Neumayr was born in Munich, but grew up in Stuttgart where his father, Max von Neumayr, was an ambassador. He went to the Munich Gymnasium and then started with law studies at the Ludwig-Maximilians-Universität München, but gave it up for the natural sciences which he completed at Heidelberg University studying under Beneke and Robert Bunsen. He received a doctorate in 1867. After some experience in field-geology under Karl Wilhelm von Gümbel, he joined the Austrian geological survey in 1868. Four years later he returned to Heidelberg University, but in 1873, he was appointed professor of paleontology at the University of Vienna, and occupied this post until his death.

His more detailed researches pertained to the Jurassic and Cretaceous ammonites and to Tertiary freshwater molluscs; in these studies he sought to trace the descent of the species.

Based on the gastropod fauna, Neumayr established the idea of what he called a Jurassic seaway extending from the Caribbean to Southeast Asia (also called as the central Mediterranean) which had flooded wide tracts of Eurasia. This was named by Suess in 1893 as the Tethys, named after the sister of Okeanos, the Greek ocean god.

He dealt also with the zones of climate during the Jurassic and Cretaceous periods. He postulated the idea that during those periods, equatorial marine fauna differed from that of the two temperate zones, and that the marine fauna of the latter two zones also differed from that of the arctic zone, much as the faunas of similar zones differ from each other in the present day; see his Über klimatische Zonen während der Jura und Kreidezeit (Denkschr. K. Akad. Wiss. Wien, 1883); he was author also of Erdgeschichte (2 vols, 1887); and Die Stämme des Thierreiches (vol. 1 only, 1889).

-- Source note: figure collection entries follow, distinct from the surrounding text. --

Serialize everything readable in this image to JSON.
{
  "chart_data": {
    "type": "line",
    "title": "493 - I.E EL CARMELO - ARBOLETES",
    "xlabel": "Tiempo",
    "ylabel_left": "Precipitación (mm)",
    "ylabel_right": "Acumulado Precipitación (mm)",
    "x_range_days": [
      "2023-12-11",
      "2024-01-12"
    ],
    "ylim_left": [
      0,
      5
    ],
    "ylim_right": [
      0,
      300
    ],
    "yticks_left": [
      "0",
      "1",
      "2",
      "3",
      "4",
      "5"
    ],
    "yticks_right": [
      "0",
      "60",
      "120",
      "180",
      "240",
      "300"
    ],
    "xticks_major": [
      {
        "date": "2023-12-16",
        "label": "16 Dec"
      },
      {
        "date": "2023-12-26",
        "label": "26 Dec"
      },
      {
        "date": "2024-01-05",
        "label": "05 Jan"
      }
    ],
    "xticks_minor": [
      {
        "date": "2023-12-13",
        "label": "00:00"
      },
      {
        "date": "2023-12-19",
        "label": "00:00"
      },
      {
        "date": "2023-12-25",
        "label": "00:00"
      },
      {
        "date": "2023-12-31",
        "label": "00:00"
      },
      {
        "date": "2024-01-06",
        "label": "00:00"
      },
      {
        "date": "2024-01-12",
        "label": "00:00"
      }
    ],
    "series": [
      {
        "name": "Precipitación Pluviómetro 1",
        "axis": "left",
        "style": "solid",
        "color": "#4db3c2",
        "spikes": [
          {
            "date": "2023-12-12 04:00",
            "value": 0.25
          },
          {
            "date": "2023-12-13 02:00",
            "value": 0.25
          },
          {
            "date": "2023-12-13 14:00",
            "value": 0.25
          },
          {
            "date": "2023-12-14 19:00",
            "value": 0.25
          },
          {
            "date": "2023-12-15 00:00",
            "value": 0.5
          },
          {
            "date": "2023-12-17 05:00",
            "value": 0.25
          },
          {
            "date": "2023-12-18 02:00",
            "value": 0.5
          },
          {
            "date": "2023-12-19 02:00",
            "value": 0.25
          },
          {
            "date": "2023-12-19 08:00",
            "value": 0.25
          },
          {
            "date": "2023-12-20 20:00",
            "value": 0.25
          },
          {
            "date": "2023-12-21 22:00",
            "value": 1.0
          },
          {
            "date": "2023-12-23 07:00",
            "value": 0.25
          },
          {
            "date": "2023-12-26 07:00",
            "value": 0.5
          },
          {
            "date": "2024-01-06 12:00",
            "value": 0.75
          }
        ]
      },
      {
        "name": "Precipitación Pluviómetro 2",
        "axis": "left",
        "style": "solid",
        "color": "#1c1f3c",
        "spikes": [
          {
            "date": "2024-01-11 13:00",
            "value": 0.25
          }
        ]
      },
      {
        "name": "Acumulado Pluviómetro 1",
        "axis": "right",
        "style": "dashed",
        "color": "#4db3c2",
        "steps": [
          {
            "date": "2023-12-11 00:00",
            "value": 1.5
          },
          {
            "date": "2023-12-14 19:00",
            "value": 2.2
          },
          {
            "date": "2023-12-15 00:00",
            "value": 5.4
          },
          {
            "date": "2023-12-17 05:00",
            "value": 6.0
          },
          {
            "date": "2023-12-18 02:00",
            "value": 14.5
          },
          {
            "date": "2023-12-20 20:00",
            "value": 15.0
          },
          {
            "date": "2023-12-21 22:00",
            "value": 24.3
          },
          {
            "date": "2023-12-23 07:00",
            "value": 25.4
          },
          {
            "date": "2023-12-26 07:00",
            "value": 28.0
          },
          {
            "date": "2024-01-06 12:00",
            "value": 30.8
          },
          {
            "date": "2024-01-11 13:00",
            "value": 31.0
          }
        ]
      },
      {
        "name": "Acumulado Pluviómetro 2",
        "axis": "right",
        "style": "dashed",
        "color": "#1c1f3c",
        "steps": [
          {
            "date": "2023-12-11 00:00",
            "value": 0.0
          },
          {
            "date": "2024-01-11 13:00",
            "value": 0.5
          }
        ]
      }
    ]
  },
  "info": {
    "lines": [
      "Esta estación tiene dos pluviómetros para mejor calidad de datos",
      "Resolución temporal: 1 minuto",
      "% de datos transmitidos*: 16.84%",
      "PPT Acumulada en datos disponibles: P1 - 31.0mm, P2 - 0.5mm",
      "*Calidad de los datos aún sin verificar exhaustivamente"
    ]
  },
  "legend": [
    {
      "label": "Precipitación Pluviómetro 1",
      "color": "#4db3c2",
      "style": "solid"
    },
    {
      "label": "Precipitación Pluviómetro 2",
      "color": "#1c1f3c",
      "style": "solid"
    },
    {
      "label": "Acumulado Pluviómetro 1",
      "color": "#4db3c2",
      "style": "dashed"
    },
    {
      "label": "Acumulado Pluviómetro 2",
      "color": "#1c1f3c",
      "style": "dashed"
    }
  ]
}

Neumayr married Paula, daughter of his colleague Eduard Suess in 1879 and they had three daughters. He was a keen climber and was a member of the Deutscher und Oesterreich Alpin Verein but gave up membership in 1872 and in later life heart problems prevented him from outdoor activity but he continued to write in the Mittheilungen of the Deutscher und Oesterreich Alpin Verein.